California has been on the leading edge of cannabis legalization for many years now, but the legal landscape is ever-evolving. Marijuana law in California has changed continuously since legislation was first drafted. If you’re planning a trip to Cali and want to use cannabis recreationally or medically, knowing state cannabis law is important.

Here, we’ll dissect the legal treatment of cannabis in California in plain language. We’ll talk about recent changes to California weed law, then discuss specifics like purchasing limits, payment requirements, and where to buy. We’ll also cover information for medical marijuana card holders and what to do if you do end up with a ticket for cannabis in California.

Recent Updates to Marijuana Law in California

In 2019, California adopted laws that implemented new regulations on Medicinal and Adult-Use Cannabis. Today, pediatric and adult medical patients can obtain cannabis from a cannabis dispensary. The Medical Cannabis and Safety Act (MAUCRSA) regulated personal use cannabis sales in 2018, which put an end to the Poison and Pharmacy Act of 1907, which prohibited cannabis use.

It is also legal to purchase for personal use from a California dispensary if you’re over the age of 21. Medical patients with a host of medical conditions from anorexia to chronic pain may carry up to 8 ounces of cannabis at a time. Pediatric patients still need to have a medical marijuana card that has to be obtained by their legal guardian.

Possession and Purchasing Limits

According to California Marijuana laws, it is illegal to drive while under the influence of THC and marijuana products. However, police don’t necessarily need to prove you’re stoned to arrest you. Here are some other instances where California police officers may have the right to arrest you:

  • Marijuana odor emitting from the vehicle.
  • Statements that indicate intoxication
  • Field sobriety test results that indicate intoxication
  • Demeanor, ie “acting stoned”
  • If your vehicle carries cannabis 
  • Driving erratically

Payment Options: Credit or Cash?

There’s still plenty of confusion when it comes down to using credit cards at a cannabis dispensary in California. With marijuana still being illegal under Federal law, it’s harder to pay with credit cards. We strongly recommend carrying cash to the dispensary, as major credit cards are not accepted for cannabis payments at this time.

Transactions via credit cards will have to wait until marijuana use is legal under Federal law. That said, Columbia Care, an international medical marijuana company, is working to solve this issue. The company will be rolling out a new marijuana credit card for medical patients by the end of 2019.

Cannabis Transport and Delivery

Cannabis DUI convictions in California may include the following:

  • 6 months’ jail time
  • $1000 maximum fine
  • 6 months Driver’s License suspension

It is still not legal to transport marijuana across state lines, even if it is legal to possess medical or personal marijuana in the other state. You would need to purchase medical marijuana at a cannabis dispensary in the other state.

Medical Marijuana Law in California

If you’re a medical marijuana patient in California, you can possess as much as 8 ounces of dried plant, which you can purchases from a cannabis dispensary. You’re also legally allowed to have as many as 6 mature marijuana plants growing at home, or 12 immature ones. 

Additionally, medical patients can get the necessary documentation from the California Department of Health to apply for a medical marijuana card. This would allow for patients to legally purchase medical marijuana from a cannabis dispensary in California. 

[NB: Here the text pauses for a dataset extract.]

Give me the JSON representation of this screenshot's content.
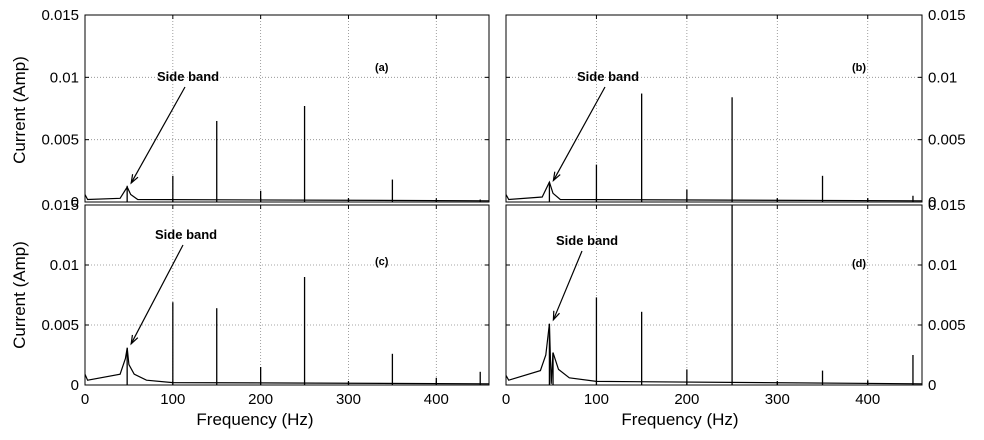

Patients would need to turn the forms in to their county’s Medical Marijuana Identification Program personally. Fees for this cannot top $100, and Medi- Cal benefits allow for medical marijuana patients to receive a 50% discount on medical cannabis products from a cannabis dispensary.

Marijuana Tickets

With the legalization of marijuana in California, many users are still confused as to state laws. According to the Health and Safety Code 11357, California’s Marijuana possession law still makes it a crime if you do the following:

  • Carry more than 28.5 grams (approximately one ounce) of marijuana or more than eight grams of concentrated cannabis 
  • Carry marijuana from a cannabis dispensary or concentrated cannabis if you are under 21, if you’re are not a medical marijuana patient.
  • Carry marijuana on school property which includes a K-12 school while the school is in session.

Today, California colleges are claiming that they could lose federal funding for not following federal law when it comes to marijuana laws. As for some college students around the country that do have medical marijuana cards, and have purchased marijuana from a cannabis dispensary, they are being expelled after testing positive for marijuana.

Takeaway

While marijuana law in California is much more relaxed than in states where cannabis remains prohibited, it isn’t a complete free-for-all. There are a few things to keep in mind when using cannabis in California, including how much you can carry, where you use it, and where you carry it.